Richard Snodgrass’s illuminating short story collection FURROW AND SLICE pairs photographs with spare prose to show the punitive realities and the pride of small town and farm life. The dozens of black and white photos alternate with very short stories, most as little as one or two pages in length, and feature natural landscapes of farmlands in all the seasons and personal items in peoples’ homes, from chairs and shoes to candles and stacks of papers, all saturated with intimacy and covert meaning, snapshots of peoples’ lives. The stories, too, are snapshots, offering a slice of life perspective of a small town farmers market, the birth of a stillborn calf, a confrontation between an elderly farmer father and a businessman son, and more in which people are tied to the land, to their work, and to each other. In a small space, the writing reveals a great depth of feeling.
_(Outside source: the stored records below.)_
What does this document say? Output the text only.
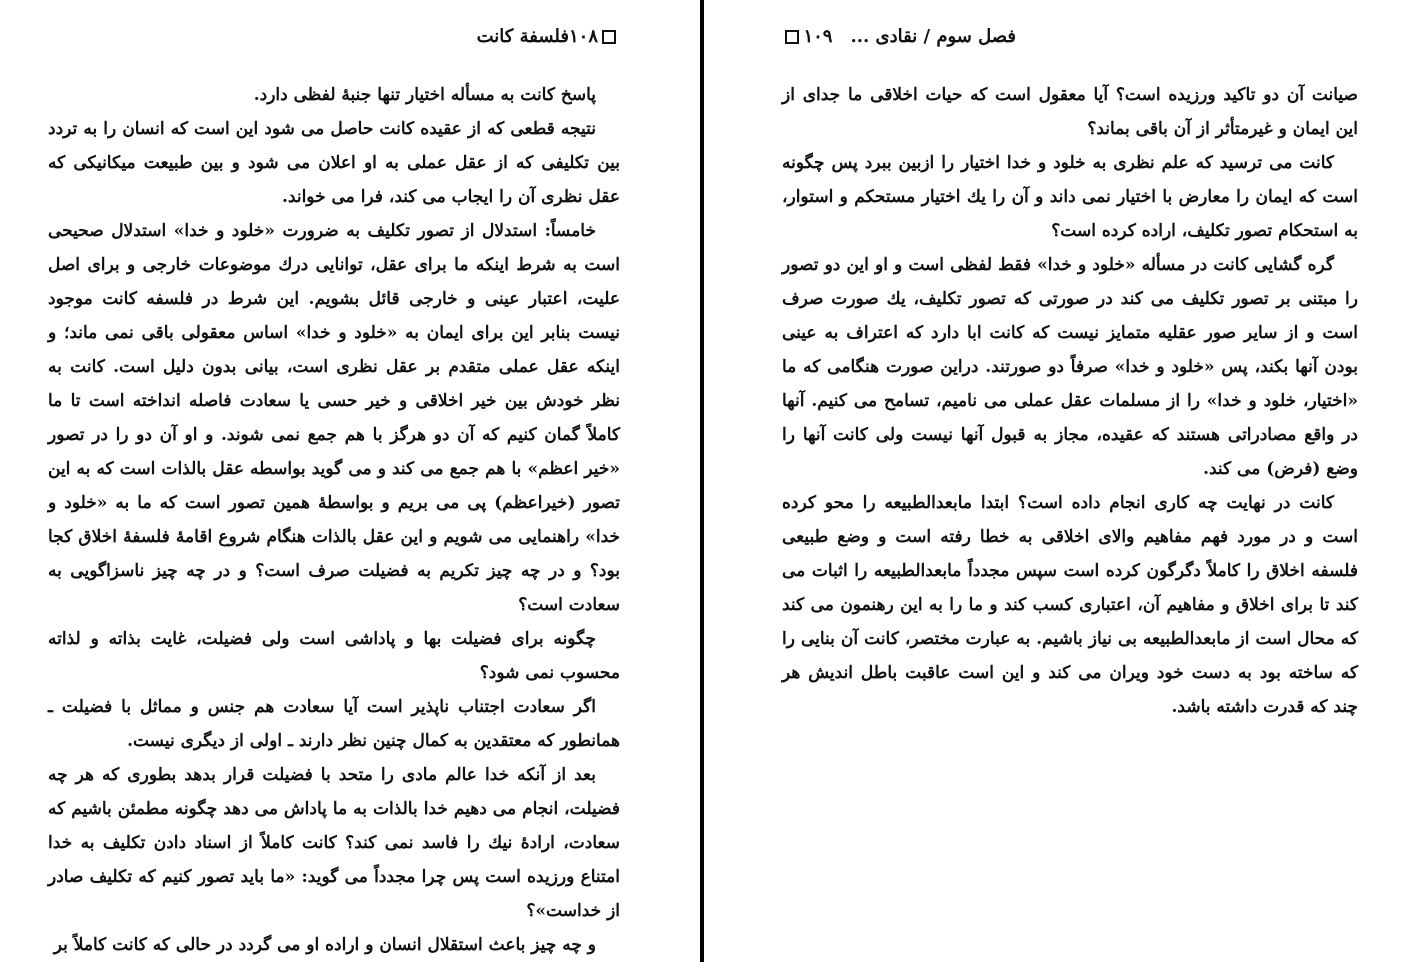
۱۰۸فلسفة كانت

پاسخ كانت به مسأله اختيار تنها جنبۀ لفظی دارد.

نتيجه قطعی كه از عقيده كانت حاصل می شود اين است كه انسان را به تردد بين تكليفی كه از عقل عملی به او اعلان می شود و بين طبيعت ميكانيكی كه عقل نظری آن را ايجاب می كند، فرا می خواند.

خامساً: استدلال از تصور تكليف به ضرورت «خلود و خدا» استدلال صحيحی است به شرط اينكه ما برای عقل، توانايی درك موضوعات خارجی و برای اصل عليت، اعتبار عينی و خارجی قائل بشويم. اين شرط در فلسفه كانت موجود نيست بنابر اين برای ايمان به «خلود و خدا» اساس معقولی باقی نمی ماند؛ و اينكه عقل عملی متقدم بر عقل نظری است، بيانی بدون دليل است. كانت به نظر خودش بين خير اخلاقی و خير حسی يا سعادت فاصله انداخته است تا ما كاملاً گمان كنيم كه آن دو هرگز با هم جمع نمی شوند. و او آن دو را در تصور «خير اعظم» با هم جمع می كند و می گويد بواسطه عقل بالذات است كه به اين تصور (خيراعظم) پی می بريم و بواسطۀ همين تصور است كه ما به «خلود و خدا» راهنمايی می شويم و اين عقل بالذات هنگام شروع اقامۀ فلسفۀ اخلاق كجا بود؟ و در چه چيز تكريم به فضيلت صرف است؟ و در چه چيز ناسزاگويی به سعادت است؟

چگونه برای فضيلت بها و پاداشی است ولی فضيلت، غايت بذاته و لذاته محسوب نمی شود؟

اگر سعادت اجتناب ناپذير است آيا سعادت هم جنس و مماثل با فضيلت ـ همانطور كه معتقدين به كمال چنين نظر دارند ـ اولی از ديگری نيست.

بعد از آنكه خدا عالم مادی را متحد با فضيلت قرار بدهد بطوری كه هر چه فضيلت، انجام می دهيم خدا بالذات به ما پاداش می دهد چگونه مطمئن باشيم كه سعادت، ارادۀ نيك را فاسد نمی كند؟ كانت كاملاً از اسناد دادن تكليف به خدا امتناع ورزيده است پس چرا مجدداً می گويد: «ما بايد تصور كنيم كه تكليف صادر از خداست»؟

و چه چيز باعث استقلال انسان و اراده او می گردد در حالی كه كانت كاملاً بر

فصل سوم / نقادی ...۱۰۹

صيانت آن دو تاكيد ورزيده است؟ آيا معقول است كه حيات اخلاقی ما جدای از اين ايمان و غيرمتأثر از آن باقی بماند؟

كانت می ترسيد كه علم نظری به خلود و خدا اختيار را ازبين ببرد پس چگونه است كه ايمان را معارض با اختيار نمی داند و آن را يك اختيار مستحكم و استوار، به استحكام تصور تكليف، اراده كرده است؟

گره گشايی كانت در مسأله «خلود و خدا» فقط لفظی است و او اين دو تصور را مبتنی بر تصور تكليف می كند در صورتی كه تصور تكليف، يك صورت صرف است و از ساير صور عقليه متمايز نيست كه كانت ابا دارد كه اعتراف به عينی بودن آنها بكند، پس «خلود و خدا» صرفاً دو صورتند. دراين صورت هنگامی كه ما «اختيار، خلود و خدا» را از مسلمات عقل عملی می ناميم، تسامح می كنيم. آنها در واقع مصادراتی هستند كه عقيده، مجاز به قبول آنها نيست ولی كانت آنها را وضع (فرض) می كند.

كانت در نهايت چه كاری انجام داده است؟ ابتدا مابعدالطبيعه را محو كرده است و در مورد فهم مفاهيم والای اخلاقی به خطا رفته است و وضع طبيعی فلسفه اخلاق را كاملاً دگرگون كرده است سپس مجدداً مابعدالطبيعه را اثبات می كند تا برای اخلاق و مفاهيم آن، اعتباری كسب كند و ما را به اين رهنمون می كند كه محال است از مابعدالطبيعه بی نياز باشيم. به عبارت مختصر، كانت آن بنايی را كه ساخته بود به دست خود ويران می كند و اين است عاقبت باطل انديش هر چند كه قدرت داشته باشد.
Gestures as minute as the shrug of a shoulder or the intake of breath are imbued with meaning.
While the writing is beautiful and elegant, many of the stories are too short to be poignant, aiming for insight but just missing; instead of provoking thought, the most successful stories evoke feeling. What does it feel like to want your life to change but to not know how to step out of your comfort zone? How does it feel to see your father watch his wife leave him and carry on with his work as if nothing happened? The characters in these stories, though only in frame for a moment, are fully realized people who wear their histories on their sleeves in the hands of Snodgrass and his sharp, probing prose.
Though the many one-page stories are fleeting glimpses, the longer piece that makes up the last third of the book, “The Hill Wife,” displays the best of Snodgrass’s skill. The perspective expertly shifts from father to son to mother to expose bit by bit, in just a handful of pages, the deepest insecurities, desires, and beliefs of three individuals whose lack of communication has torn them apart. “The Hill Wife,” and most of the other stories in FURROW AND SLICE depict the sort of person who finds a sense of purpose in working the land, tending the flock, doing what has to be done to maintain their livelihood, and finding that it’s enough, even when others can’t understand.
FURROW AND SLICE showcases the capacity for concise language to reveal so much in such few words as it puts on exhibit the complexity of farm life without judgement.